The trial judge sided with Merrell Dow. On appeal, the Ninth Circuit applied the Frye test for expert witness admissibility. The court concluded that the methods relied upon by the Dauberts’ experts were not a “generally accepted” means of proving causation and thus could not be admitted as evidence.
The Dauberts took their case to the Supreme Court. The Court rejected the Frye test. The question, the Court said, should be whether expert testimony is reliable, not whether it is based on a methodology that is generally accepted by other scientists. While acceptance is one factor that helps a judge assess reliability, making it the only factor prevents juries from hearing reliable evidence simply because it is new or novel.
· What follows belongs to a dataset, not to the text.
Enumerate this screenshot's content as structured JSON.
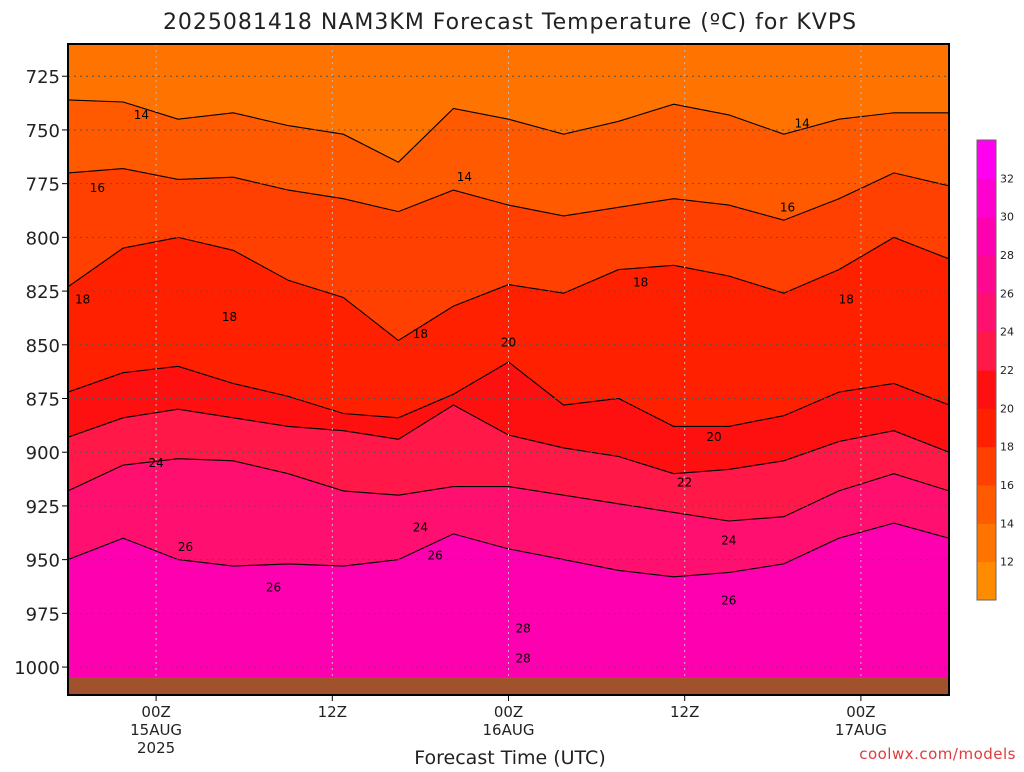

The Supreme Court reversed the Ninth Circuit’s decision. It rejected the Frye standard and crafted an admissibility test that is now known as the Daubert standard. The New York Times reported that the Court raised the bar for admitting expert testimony. The Washington Post reported that the Court lowered the bar. That controversy has continued to this day.
The Aftermath of Daubert
The Ninth Circuit applied the new standard and again rejected the Dauberts’ experts. This time, the court concluded that epidemiological evidence did not prove that Bendectin exposure would double a child’s risk of being born with birth defects. If the risk is not doubled, the court decided, it was impossible to say that birth defects were probably caused by Bendectin.
Putting aside the wisdom of the decision, the Ninth Circuit’s reasoning has been widely adopted. Judges have used it to reject expert testimony in a variety of contexts that involve potentially dangerous exposures, from chemical products and pollutants to radiation from power lines and cellphones.
The Ninth Circuit judge who wrote the decision rejecting the Dauberts’ claim later became an advocate for applying the Daubert standard in a way that benefits not just corporations accused of wrongdoing, but defendants who are accused of committing crimes. The judge noted that government crime lab employees too often view their jobs as helping prosecutors, not as seeking the truth.
The legal system has been slow to reject the testimony of crime lab analysts who were allowed for decades to base opinions on anecdotal evidence rather than rigorous methodologies. While change does not come easily, courts are beginning to recognize that dubious testimony about bite marks, hair comparisons, blood spatter, and other branches of forensic science cannot be considered as proof of guilt.
What Happened to the Dauberts?
Where did the Daubert decision leave the Dauberts? Joyce feels that justice was not done because she never had her day before a jury. In the absence of any better explanation for her son’s birth defect, she still blames Dow Merrell. She might be right, but the Ninth Circuit’s questionable belief that doubling a relative risk is essential to proof of causation has become widely accepted by federal judges.
On the other hand, Joyce’s son — who is now 46 and working in the field of information technology — appreciates that a case bearing his name is being used to reduce the risk of innocent defendants being convicted on the strength of junk science. While disagreement about the application of Daubert in civil cases continues to spark controversy, there is a growing recognition of its importance as a shield against overzealous prosecutors who disguise biased opinions as “expertise” in their effort to convict accused defendants.